Di cosa parlerete col cardinale Sepe?
«Il nostro obiettivo è la conoscenza reciproca. Spesso le persone si scontrano, si rifiutano, semplicemente perchè non si conoscono. Non gli parleremo di matrimonio né di diritti civili, consapevoli della posizione ufficiale del Vaticano, molto dura nei confronti dell’omosessualità. Certo, se fosse lui a proporre l’argomento ne discuteremmo volentieri, ma il nostro intento, ripeto, è quello di conoscere e farci conoscere».
Cosa ha fatto nascere l’esigenza di incontrare l’arcivescovo?
«Dopo i fatti accaduti negli ultimi tempi a Napoli, le aggressioni omofobiche raccontate anche dai media nazionali, riteniamo che avere nella Chiesa un alleato contro l’ondata di violenza sia un fatto di fondamentale importanza. Gay, lesbiche e trans riceverebbero enorme conforto da un appello del cardinale Sepe contro l’omofobia, in un momento di isolamento e solitudine come quello attuale ».
I-Ken ha preso parte a manifestazioni contro le posizioni assunte dal Vaticano. Avete cambiato idea?
«Sicuramente avremo punti di vista diversi, ma non per questo gli uni devono cancellare gli altri. Condividiamo un tempo, che è quello in cui viviamo, e uno spazio, che è la città di Napoli: il nostro auspicio è che questo incontro possa rappresentare l’avvio di un percorso duraturo, dove la conoscenza e il rispetto reciproco siano un modo condiviso di relazionarsi all’interno della città. Questo incontro non ha nulla a che vedere con le manifestazioni inscenate contro le scelte del Vaticano: le posizioni dello Stato Vaticano spesso non coincidono con i principi a cui si ispira la religione cattolica, e noi, nel richiedere un incontro a sua eminenza, non avevamo assolutamente intenti provocatori ».

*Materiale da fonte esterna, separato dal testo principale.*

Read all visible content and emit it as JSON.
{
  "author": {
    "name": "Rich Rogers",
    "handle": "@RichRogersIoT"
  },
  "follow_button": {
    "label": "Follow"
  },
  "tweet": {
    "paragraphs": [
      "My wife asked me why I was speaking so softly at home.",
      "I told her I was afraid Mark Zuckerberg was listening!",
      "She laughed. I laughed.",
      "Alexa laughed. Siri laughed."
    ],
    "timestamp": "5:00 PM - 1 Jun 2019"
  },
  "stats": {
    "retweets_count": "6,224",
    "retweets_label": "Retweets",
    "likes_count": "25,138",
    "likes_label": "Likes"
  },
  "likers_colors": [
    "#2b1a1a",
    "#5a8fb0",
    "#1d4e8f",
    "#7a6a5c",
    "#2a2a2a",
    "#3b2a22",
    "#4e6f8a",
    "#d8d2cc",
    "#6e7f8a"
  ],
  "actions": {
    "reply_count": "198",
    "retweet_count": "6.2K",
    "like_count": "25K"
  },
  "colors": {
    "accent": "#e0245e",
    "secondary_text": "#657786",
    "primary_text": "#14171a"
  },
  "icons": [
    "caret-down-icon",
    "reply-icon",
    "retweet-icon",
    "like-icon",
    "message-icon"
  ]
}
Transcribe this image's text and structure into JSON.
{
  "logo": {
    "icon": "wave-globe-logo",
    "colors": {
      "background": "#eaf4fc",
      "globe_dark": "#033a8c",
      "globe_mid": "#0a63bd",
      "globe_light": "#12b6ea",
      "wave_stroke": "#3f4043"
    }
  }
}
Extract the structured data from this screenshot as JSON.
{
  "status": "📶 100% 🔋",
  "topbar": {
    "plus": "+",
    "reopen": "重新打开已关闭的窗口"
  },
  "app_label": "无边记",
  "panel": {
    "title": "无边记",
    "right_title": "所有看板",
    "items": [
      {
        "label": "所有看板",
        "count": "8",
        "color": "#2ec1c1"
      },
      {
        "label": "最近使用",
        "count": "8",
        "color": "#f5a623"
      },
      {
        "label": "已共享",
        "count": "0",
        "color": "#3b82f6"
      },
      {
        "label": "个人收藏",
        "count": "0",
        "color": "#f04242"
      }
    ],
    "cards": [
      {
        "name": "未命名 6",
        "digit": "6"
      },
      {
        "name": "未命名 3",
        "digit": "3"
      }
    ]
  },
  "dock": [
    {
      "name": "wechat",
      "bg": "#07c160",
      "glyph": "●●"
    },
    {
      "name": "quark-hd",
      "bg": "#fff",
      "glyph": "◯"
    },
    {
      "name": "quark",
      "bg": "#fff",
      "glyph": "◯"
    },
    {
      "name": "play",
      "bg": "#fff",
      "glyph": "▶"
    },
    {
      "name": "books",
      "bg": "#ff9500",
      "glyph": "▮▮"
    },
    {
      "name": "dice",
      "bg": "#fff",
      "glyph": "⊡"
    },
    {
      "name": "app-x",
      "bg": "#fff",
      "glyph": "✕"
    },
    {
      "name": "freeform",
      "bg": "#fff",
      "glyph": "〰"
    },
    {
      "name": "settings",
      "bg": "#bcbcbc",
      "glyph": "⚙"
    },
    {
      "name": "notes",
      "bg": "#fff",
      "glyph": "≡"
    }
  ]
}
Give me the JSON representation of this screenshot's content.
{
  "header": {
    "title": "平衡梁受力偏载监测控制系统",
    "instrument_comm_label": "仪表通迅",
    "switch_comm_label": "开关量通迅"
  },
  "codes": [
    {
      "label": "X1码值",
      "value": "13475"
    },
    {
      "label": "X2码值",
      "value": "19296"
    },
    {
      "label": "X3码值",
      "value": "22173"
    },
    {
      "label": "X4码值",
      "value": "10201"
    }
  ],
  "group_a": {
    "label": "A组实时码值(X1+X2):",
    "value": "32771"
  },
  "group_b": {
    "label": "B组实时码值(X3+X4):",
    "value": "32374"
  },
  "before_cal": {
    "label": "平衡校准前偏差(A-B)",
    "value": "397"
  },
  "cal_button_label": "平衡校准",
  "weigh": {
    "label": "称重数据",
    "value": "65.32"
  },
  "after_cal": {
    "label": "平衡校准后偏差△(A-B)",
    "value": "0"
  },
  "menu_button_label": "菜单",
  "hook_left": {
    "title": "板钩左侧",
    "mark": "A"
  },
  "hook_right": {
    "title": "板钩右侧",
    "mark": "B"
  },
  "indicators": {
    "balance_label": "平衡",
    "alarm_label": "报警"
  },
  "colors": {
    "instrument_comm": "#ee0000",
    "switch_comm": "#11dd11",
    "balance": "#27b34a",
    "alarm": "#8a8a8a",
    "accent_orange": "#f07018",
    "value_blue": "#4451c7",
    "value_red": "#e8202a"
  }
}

Parlerete anche di iniziative
pubbliche?
«Parleremo del festival Omovies , che partirà il 29 ottobre con il film di Ettore Scola Una giornata particolare , con Sofia Loren, che ha come tema l’omofobia e l’antifascismo a Napoli. Nel programma sono inserite pellicole in anteprima da Venezia, e un concorso di cortometraggi bandito dal Comune di Napoli. La premiazione verrà fatta da Vladimir Luxuria. Sarei molto contento se la Loren riuscisse almeno a inviarci un messaggio, come testimonianza di impegno civile».